2.Davalı karşı davacı erkek mirasçı vekili temyiz dilekçesinde özetle; murisin Bölge Adliye Mahkemesi karar tarihinden bir gün sonra öldüğünü, sağ kalan eşinin kusurunun tespit edilerek bir karar verilmesi yönünden kararın bozulmasını istemiştir.
3. Taraf vekilleri, 07.05.2024 tarihli dilekçe ile davadan feragat ettiklerini beyan etmişlerdir.
C. Gerekçe
1. Uyuşmazlık ve Hukuki Nitelendirme
Uyuşmazlık, karşılıklı açılan boşanma davasında erkeğin 21.09.2023 tarihinde öldüğü gözetildiğinde 4721 sayılı Kanun'un 181 inci maddesinin ikinci fıkrası uyarınca verilecek karar noktasında toplanmaktadır.
2. İlgili Hukuk
6100 sayılı Hukuk Muhakemeleri Kanunu’nun (6100 sayılı Kanun) 369 uncu maddesinin birinci fıkrası ile 370 ve 371 inci maddeleri. 4721 sayılı Kanun’un 181 inci maddesinin ikinci fıkrası.
3. Değerlendirme
1.Bilindiği üzere, medeni usul hukukunda hakim olan tasarruf ilkesi gereğince tarafların üzerinde serbestçe tasarruf edebilecekleri dava konusu hakkında, dava açıldıktan sonra tasarruf yetkisi devam eder. Bunun sonucu olarak, taraflar kural olarak hüküm kesinleşinceye kadar her aşamada davalarından feragat edebilirler. Feragatin hüküm ve sonuç doğurması için karşı tarafın muvafakati veya hakimin izni gerekmez. Ancak, feragat beyanının hüküm ve sonuç doğurabilmesi için hukuki varlığını sürdüren bir davanın mevcut olması gerekir. Boşanma hükmünün kesinleşmesinden önce taraflardan birinin ölmesi halinde, evlilik birliği ölüm ile sona ereceğinden, boşanma davası konusuz kalır ve bunun sonucu olarak davacı eşin ölüm tarihinden sonraki “boşanmadan feragat beyanı” hukuki bir sonuç doğurmaz.
2.4721 sayılı Kanun'un 181 inci maddesinin ikinci fıkrası uyarınca, boşanma davası devam ederken taraflardan birinin ölmesi halinde, ölen eşin mirasçılarının davaya kusur belirlemesi yönünden devam etme hakları bulunmaktadır.
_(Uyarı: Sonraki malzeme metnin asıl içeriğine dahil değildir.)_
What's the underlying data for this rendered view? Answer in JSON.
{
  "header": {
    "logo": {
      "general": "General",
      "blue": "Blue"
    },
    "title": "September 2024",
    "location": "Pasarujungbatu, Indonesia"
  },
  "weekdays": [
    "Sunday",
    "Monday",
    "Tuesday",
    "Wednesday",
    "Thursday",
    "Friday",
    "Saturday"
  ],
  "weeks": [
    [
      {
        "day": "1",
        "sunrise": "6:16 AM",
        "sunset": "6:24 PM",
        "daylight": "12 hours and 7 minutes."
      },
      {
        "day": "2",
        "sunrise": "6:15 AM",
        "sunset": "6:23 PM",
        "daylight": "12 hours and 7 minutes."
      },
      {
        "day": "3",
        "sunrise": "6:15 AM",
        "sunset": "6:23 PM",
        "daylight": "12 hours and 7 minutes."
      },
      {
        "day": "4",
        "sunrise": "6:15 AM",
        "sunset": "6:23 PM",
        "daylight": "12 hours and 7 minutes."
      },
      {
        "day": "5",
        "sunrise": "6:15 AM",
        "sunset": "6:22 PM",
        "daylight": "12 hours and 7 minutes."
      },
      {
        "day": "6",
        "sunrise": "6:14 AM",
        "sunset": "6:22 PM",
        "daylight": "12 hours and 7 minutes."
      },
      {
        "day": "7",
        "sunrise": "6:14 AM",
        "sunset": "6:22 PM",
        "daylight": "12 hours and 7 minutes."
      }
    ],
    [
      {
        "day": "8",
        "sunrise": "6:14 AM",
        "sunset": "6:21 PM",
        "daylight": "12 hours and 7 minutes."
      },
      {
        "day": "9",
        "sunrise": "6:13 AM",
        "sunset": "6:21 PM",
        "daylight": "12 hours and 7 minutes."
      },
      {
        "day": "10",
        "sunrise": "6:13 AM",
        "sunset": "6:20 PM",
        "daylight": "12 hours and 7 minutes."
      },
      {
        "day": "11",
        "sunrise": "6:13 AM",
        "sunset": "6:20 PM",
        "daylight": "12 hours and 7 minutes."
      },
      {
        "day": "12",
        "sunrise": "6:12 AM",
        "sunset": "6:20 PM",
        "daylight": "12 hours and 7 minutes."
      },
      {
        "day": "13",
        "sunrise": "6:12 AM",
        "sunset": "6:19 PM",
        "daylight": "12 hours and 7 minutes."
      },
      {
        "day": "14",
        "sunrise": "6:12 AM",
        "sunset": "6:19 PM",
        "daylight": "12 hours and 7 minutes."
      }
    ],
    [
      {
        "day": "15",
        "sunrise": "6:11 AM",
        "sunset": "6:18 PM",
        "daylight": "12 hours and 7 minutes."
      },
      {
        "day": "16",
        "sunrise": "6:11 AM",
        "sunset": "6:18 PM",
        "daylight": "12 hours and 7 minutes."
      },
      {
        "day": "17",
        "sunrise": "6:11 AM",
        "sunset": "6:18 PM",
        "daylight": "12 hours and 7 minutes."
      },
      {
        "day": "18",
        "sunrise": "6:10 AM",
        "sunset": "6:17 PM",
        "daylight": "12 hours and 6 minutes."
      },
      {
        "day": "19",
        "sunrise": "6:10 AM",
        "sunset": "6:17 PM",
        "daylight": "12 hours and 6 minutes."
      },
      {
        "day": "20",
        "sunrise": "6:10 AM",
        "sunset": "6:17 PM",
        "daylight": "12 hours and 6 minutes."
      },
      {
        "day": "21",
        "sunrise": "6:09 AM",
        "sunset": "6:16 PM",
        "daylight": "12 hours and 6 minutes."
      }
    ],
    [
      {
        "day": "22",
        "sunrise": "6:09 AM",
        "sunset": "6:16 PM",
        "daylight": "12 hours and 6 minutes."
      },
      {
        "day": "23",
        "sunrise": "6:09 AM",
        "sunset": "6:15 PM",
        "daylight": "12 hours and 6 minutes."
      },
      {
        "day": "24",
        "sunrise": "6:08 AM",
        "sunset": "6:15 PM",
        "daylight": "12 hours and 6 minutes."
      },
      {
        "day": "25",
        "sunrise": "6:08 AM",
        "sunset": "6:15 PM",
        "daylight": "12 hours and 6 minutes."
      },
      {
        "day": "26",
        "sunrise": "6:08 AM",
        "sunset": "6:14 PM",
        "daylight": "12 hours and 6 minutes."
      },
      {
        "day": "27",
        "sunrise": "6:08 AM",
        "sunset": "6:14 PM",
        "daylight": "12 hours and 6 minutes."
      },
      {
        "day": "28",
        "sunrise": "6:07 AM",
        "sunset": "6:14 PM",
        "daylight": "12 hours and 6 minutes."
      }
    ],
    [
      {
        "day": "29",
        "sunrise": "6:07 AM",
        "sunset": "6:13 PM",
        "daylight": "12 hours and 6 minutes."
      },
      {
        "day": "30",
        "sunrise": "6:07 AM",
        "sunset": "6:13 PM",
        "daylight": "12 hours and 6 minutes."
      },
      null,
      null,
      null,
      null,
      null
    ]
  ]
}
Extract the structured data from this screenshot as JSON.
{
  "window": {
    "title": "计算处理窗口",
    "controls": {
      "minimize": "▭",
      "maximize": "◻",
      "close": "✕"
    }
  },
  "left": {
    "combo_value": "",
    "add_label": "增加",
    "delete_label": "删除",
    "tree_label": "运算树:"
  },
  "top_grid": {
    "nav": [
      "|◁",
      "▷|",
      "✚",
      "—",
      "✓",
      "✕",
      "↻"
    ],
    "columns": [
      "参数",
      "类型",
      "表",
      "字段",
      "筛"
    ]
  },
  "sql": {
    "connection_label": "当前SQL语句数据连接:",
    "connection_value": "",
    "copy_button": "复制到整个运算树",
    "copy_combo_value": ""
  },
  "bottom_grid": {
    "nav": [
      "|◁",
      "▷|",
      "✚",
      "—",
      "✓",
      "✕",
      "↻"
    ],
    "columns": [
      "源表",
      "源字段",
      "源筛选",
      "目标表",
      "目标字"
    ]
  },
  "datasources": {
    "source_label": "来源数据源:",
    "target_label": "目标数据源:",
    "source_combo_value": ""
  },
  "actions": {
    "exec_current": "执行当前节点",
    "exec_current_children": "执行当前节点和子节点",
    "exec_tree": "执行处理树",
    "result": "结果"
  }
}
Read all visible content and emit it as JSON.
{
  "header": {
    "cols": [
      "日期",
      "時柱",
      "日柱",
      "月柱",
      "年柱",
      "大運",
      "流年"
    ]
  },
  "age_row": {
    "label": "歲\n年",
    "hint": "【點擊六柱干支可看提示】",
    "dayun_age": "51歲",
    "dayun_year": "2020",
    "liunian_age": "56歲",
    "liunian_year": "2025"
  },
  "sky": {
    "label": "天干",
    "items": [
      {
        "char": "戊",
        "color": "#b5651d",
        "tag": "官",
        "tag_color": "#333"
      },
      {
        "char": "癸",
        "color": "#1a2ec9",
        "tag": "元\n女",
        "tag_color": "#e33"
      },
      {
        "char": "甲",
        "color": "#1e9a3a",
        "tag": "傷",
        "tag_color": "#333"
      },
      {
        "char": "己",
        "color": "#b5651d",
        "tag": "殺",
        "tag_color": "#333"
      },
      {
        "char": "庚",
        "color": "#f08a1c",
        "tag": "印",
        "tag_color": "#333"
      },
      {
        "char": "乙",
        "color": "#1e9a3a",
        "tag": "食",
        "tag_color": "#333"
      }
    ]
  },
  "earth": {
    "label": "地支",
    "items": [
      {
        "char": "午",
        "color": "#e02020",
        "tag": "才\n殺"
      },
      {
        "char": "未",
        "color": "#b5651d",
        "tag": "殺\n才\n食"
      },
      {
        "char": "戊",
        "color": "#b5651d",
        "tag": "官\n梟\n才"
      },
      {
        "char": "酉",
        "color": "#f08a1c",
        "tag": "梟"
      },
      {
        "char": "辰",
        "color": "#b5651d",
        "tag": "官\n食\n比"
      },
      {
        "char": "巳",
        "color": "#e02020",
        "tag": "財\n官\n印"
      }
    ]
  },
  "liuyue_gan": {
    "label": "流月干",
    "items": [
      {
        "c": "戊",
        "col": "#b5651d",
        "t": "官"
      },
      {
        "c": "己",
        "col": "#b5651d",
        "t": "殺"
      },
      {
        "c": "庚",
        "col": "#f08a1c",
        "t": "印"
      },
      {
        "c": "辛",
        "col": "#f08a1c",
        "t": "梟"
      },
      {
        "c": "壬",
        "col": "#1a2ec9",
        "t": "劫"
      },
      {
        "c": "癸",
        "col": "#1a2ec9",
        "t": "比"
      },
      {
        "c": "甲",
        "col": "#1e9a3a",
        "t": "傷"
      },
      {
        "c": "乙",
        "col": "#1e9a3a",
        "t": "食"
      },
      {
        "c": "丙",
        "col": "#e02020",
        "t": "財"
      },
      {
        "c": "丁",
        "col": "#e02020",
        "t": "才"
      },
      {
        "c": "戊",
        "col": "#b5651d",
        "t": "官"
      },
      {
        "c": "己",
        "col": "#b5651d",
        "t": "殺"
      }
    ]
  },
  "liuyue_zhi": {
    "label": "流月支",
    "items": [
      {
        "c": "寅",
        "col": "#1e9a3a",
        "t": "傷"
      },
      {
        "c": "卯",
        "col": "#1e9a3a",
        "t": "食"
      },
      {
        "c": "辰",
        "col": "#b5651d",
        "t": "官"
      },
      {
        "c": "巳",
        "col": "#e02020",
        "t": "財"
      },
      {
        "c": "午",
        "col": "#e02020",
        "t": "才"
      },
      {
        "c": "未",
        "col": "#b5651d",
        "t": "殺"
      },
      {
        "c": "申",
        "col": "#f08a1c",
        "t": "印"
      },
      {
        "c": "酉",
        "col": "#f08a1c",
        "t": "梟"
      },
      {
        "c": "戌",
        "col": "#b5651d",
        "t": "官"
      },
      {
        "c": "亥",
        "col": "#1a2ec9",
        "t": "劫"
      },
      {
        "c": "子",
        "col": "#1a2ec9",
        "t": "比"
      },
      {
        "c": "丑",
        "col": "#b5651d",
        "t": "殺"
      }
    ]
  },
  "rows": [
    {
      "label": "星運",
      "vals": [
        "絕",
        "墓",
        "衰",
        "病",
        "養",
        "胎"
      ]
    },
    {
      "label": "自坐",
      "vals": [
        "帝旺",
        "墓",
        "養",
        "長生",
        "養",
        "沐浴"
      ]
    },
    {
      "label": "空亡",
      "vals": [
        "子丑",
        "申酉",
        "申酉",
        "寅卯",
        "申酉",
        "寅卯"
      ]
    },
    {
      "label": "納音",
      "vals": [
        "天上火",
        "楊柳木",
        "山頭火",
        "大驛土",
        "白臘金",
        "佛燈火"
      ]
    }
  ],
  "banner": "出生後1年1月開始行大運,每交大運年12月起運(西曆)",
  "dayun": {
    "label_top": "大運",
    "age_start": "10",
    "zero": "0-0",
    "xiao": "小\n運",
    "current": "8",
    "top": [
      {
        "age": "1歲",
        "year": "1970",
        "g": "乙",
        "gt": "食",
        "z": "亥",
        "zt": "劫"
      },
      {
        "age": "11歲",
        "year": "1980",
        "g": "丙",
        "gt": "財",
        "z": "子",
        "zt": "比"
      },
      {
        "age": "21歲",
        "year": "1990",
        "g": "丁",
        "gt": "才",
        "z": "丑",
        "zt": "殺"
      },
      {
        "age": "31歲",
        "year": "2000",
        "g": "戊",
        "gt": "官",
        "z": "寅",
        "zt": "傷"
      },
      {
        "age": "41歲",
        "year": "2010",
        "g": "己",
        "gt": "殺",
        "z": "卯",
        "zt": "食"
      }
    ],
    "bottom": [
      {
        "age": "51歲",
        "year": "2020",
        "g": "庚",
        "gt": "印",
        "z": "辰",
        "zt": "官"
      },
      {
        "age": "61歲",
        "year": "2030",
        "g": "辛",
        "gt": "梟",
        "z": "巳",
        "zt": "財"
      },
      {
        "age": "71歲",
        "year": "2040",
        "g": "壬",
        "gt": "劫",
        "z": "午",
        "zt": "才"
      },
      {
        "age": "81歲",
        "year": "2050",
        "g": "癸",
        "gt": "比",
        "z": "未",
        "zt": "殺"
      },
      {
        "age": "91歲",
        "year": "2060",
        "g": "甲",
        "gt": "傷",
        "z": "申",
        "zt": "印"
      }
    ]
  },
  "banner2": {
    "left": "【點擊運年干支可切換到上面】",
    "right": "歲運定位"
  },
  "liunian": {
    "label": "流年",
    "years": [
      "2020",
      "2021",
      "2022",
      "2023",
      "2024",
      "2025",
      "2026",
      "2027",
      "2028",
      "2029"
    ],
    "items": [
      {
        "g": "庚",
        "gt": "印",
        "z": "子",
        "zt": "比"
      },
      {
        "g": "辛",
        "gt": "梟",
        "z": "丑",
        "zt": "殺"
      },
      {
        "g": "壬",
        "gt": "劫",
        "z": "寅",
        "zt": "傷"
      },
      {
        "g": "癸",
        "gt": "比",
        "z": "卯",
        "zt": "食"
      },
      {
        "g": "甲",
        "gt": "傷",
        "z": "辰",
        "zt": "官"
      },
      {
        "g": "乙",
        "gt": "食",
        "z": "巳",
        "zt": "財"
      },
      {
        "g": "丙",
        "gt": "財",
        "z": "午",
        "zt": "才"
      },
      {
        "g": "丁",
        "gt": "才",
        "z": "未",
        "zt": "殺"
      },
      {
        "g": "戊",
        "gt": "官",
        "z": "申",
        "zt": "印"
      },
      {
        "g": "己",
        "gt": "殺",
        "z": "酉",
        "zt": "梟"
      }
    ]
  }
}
Bu durumda, boşanma davası konusuz kalmıştır ve mirasçıların sağ kalan eşin kusurunun olup olmadığının tespitini talep etmeleri halinde, bu talep yönünden kusur belirlemesi davasına dönüşmüştür. Sağ kalan eşin kusurlu olup olmadığının tespiti talebinin “talep eden davacısı” davalı eşin mirasçılarıdır. Bunun bir sonucu olarak, davalı eşin mirasçılarının Türk Medeni Kanunu’nun 181/2. maddesinden kaynaklı haklarını kullanmasını engelleyecek şekilde feragat beyanı hüküm ve sonuç doğurmaz.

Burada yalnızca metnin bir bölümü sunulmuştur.